The fact that US health officials were backing booster shots—a move that had already been backed by health officials in Israel, Germany, the United Kingdom, France, and Russia—made headlines.
“Based on our latest assessment, the current protection against severe disease, hospitalization, and death could diminish in the months ahead, especially among those who are at higher risk or were vaccinated during the earlier phases of the vaccination rollout,” the joint statement read. “For that reason, we conclude that a booster shot will be needed to maximize vaccine-induced protection and prolong its durability.”
The plan is subject to FDA approval, and Pfizer/BioNTech announced yesterday that it initiated a rolling submission for its COVID-19 vaccine BNT162b2 (Comirnaty) to seek an FDA supplemental Biologics License Application (sBLA) that would allow for marketing and prescribing of a third booster dose of the vaccine for fully vaccinated individuals aged 16 years and older. Moderna announced yesterday that it has submitted its formal BLA with the FDA for its COVID-19 vaccine, mRNA-1273. And Johnson & Johnson announced yesterday positive data supporting a booster dose of their COVID-19 vaccine, Ad26.COV2.S.
The adjustment of the booster shot timetable—if that should come about—comes on the heels of the FDA’s granting full approval to the Pfizer/BioNTech vaccine. The vaccine had been approved under the FDA’s emergency use authorization.
Health care experts have been pushing the FDA to grant full approval to the COVID-19 vaccines as soon as possible as a way of inducing the vaccine hesitant to get inoculated in order to beat back the delta variant.
The booster shots will help older Americans.
Meanwhile, evidence grows that the delta variant (B.1.617) infects younger people much more than the variant that had been dominant this time last year, the so called wild-type variant (D614G).

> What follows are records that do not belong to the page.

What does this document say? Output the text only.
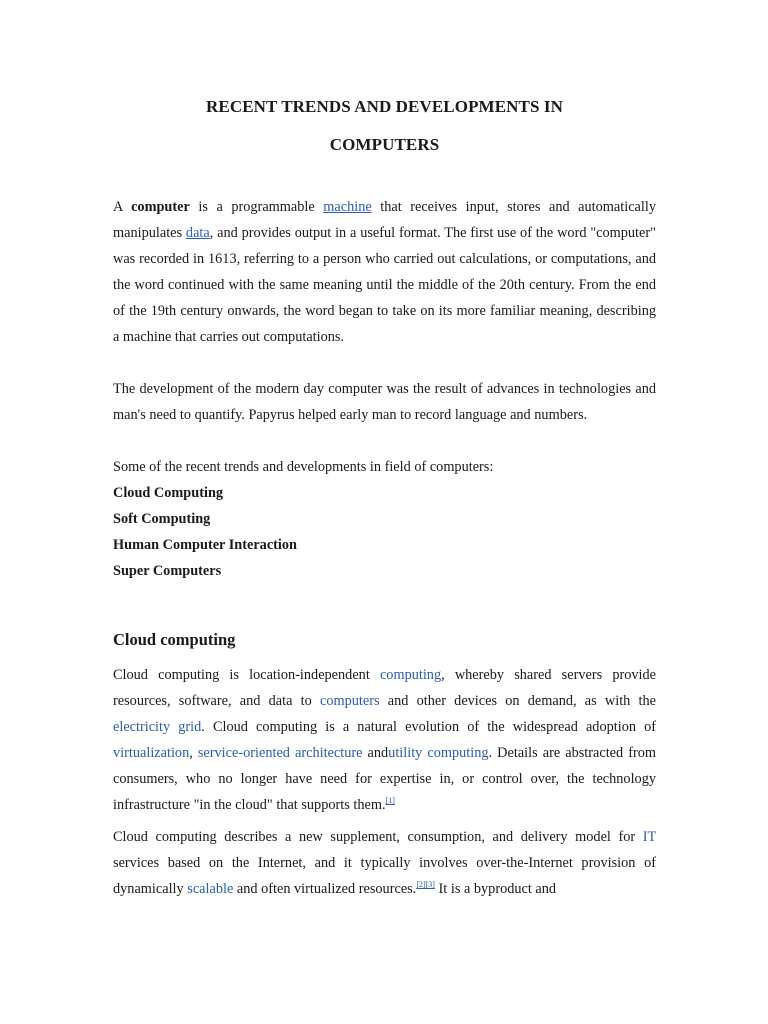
RECENT TRENDS AND DEVELOPMENTS IN
COMPUTERS

A computer is a programmable machine that receives input, stores and automatically manipulates data, and provides output in a useful format. The first use of the word "computer" was recorded in 1613, referring to a person who carried out calculations, or computations, and the word continued with the same meaning until the middle of the 20th century. From the end of the 19th century onwards, the word began to take on its more familiar meaning, describing a machine that carries out computations.

The development of the modern day computer was the result of advances in technologies and man's need to quantify. Papyrus helped early man to record language and numbers.

Some of the recent trends and developments in field of computers:

Cloud Computing
Soft Computing
Human Computer Interaction
Super Computers
Cloud computing

Cloud computing is location-independent computing, whereby shared servers provide resources, software, and data to computers and other devices on demand, as with the electricity grid. Cloud computing is a natural evolution of the widespread adoption of virtualization, service-oriented architecture andutility computing. Details are abstracted from consumers, who no longer have need for expertise in, or control over, the technology infrastructure "in the cloud" that supports them.[1]

Cloud computing describes a new supplement, consumption, and delivery model for IT services based on the Internet, and it typically involves over-the-Internet provision of dynamically scalable and often virtualized resources.[2][3] It is a byproduct and
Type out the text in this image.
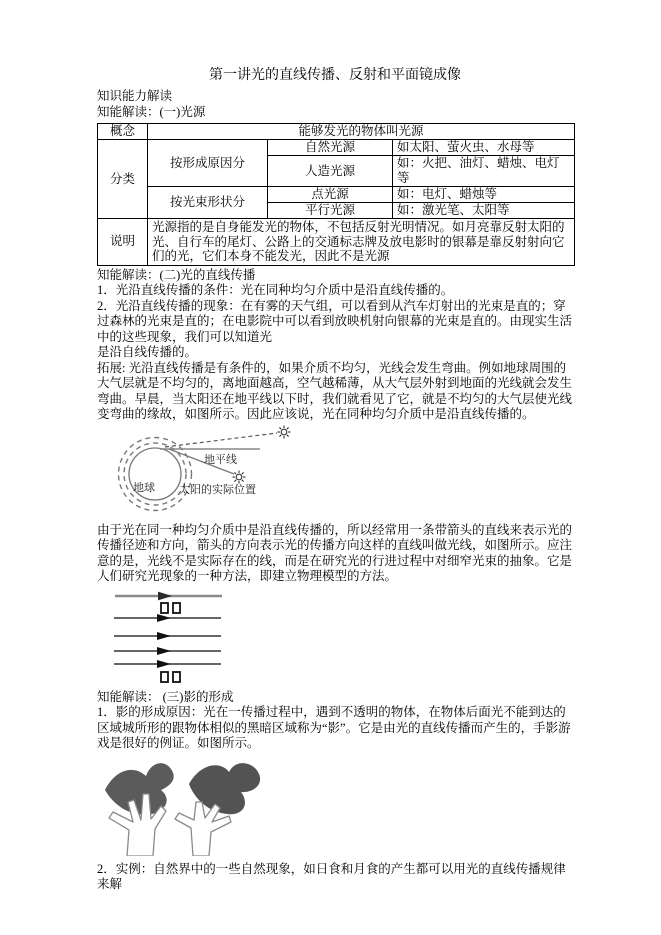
第一讲光的直线传播、反射和平面镜成像

知识能力解读

知能解读：(一)光源

概念	能够发光的物体叫光源		
分类	按形成原因分	自然光源	如太阳、萤火虫、水母等
		人造光源	如：火把、油灯、蜡烛、电灯等
	按光束形状分	点光源	如：电灯、蜡烛等
		平行光源	如：激光笔、太阳等
说明	光源指的是自身能发光的物体，不包括反射光明情况。如月亮靠反射太阳的光、自行车的尾灯、公路上的交通标志牌及放电影时的银幕是靠反射射向它们的光，它们本身不能发光，因此不是光源		

知能解读：(二)光的直线传播

1．光沿直线传播的条件：光在同种均匀介质中是沿直线传播的。

2．光沿直线传播的现象：在有雾的天气组，可以看到从汽车灯射出的光束是直的；穿过森林的光束是直的；在电影院中可以看到放映机射向银幕的光束是直的。由现实生活中的这些现象，我们可以知道光

是沿自线传播的。

拓展: 光沿直线传播是有条件的，如果介质不均匀，光线会发生弯曲。例如地球周围的大气层就是不均匀的，离地面越高，空气越稀薄，从大气层外射到地面的光线就会发生弯曲。早晨，当太阳还在地平线以下时，我们就看见了它，就是不均匀的大气层使光线变弯曲的缘故，如图所示。因此应该说，光在同种均匀介质中是沿直线传播的。

地球
地平线
太阳的实际位置

由于光在同一种均匀介质中是沿直线传播的，所以经常用一条带箭头的直线来表示光的传播径迹和方向，箭头的方向表示光的传播方向这样的直线叫做光线，如图所示。应注意的是，光线不是实际存在的线，而是在研究光的行进过程中对细窄光束的抽象。它是人们研究光现象的一种方法，即建立物理模型的方法。

知能解读： (三)影的形成

1．影的形成原因：光在一传播过程中，遇到不透明的物体，在物体后面光不能到达的区域城所形的跟物体相似的黑暗区域称为“影”。它是由光的直线传播而产生的，手影游戏是很好的例证。如图所示。

2．实例：自然界中的一些自然现象，如日食和月食的产生都可以用光的直线传播规律来解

Linda Spaulding RN, BC, CIC, CHEC, CHOP, is a member of ICT®’s Editorial Advisory Board. In an article to be published in an upcoming print edition, Spaulding writes that “once again, the United States is dealing with a surge of the delta variant of COVID-19 with health care facility beds filling up with not solely the elderly, but with kids as young as 11-days-old and people in their 50s. They are unvaccinated.” (Spaulding’s coauthor of the article is Connie Henry, BSN, RNC.) The CDC says that 51.1% of the US adult population has been fully vaccinated.
There are still no COVID-19 vaccines for children 5–12, although Fauci said this week that it’s possible that one might become available by late fall, but tempered that prediction by adding that there will be many variables in play for such a vaccine to become reality. “I’m talking about the data that will be presented to the FDA,” Fauci told NPR. “The decision about the relative risk benefit of safety and efficacy is going to be a regulatory decision. So even though I’m telling you that the data will be available at the time we get to mid and late fall, it may be that when the FDA looks at the data, they may feel they want a little bit more time for safety.”
In a separate interview, Collins told NPR that any vaccine for that age group will not be available until late this year, at the earliest. “I got to be honest, I don’t see approval for kids 5 to 11 coming much before the end of 2021,” Collins said.
Meanwhile, the data seem to back up what Spaulding’s seeing: A surge in COVID-19 infections among children. For the week ending August 19, more than 180,175 COVID-19 cases were reported in children, according to the American Academy of Pediatrics. At the end of July, it was about 38,000 children per week being infected.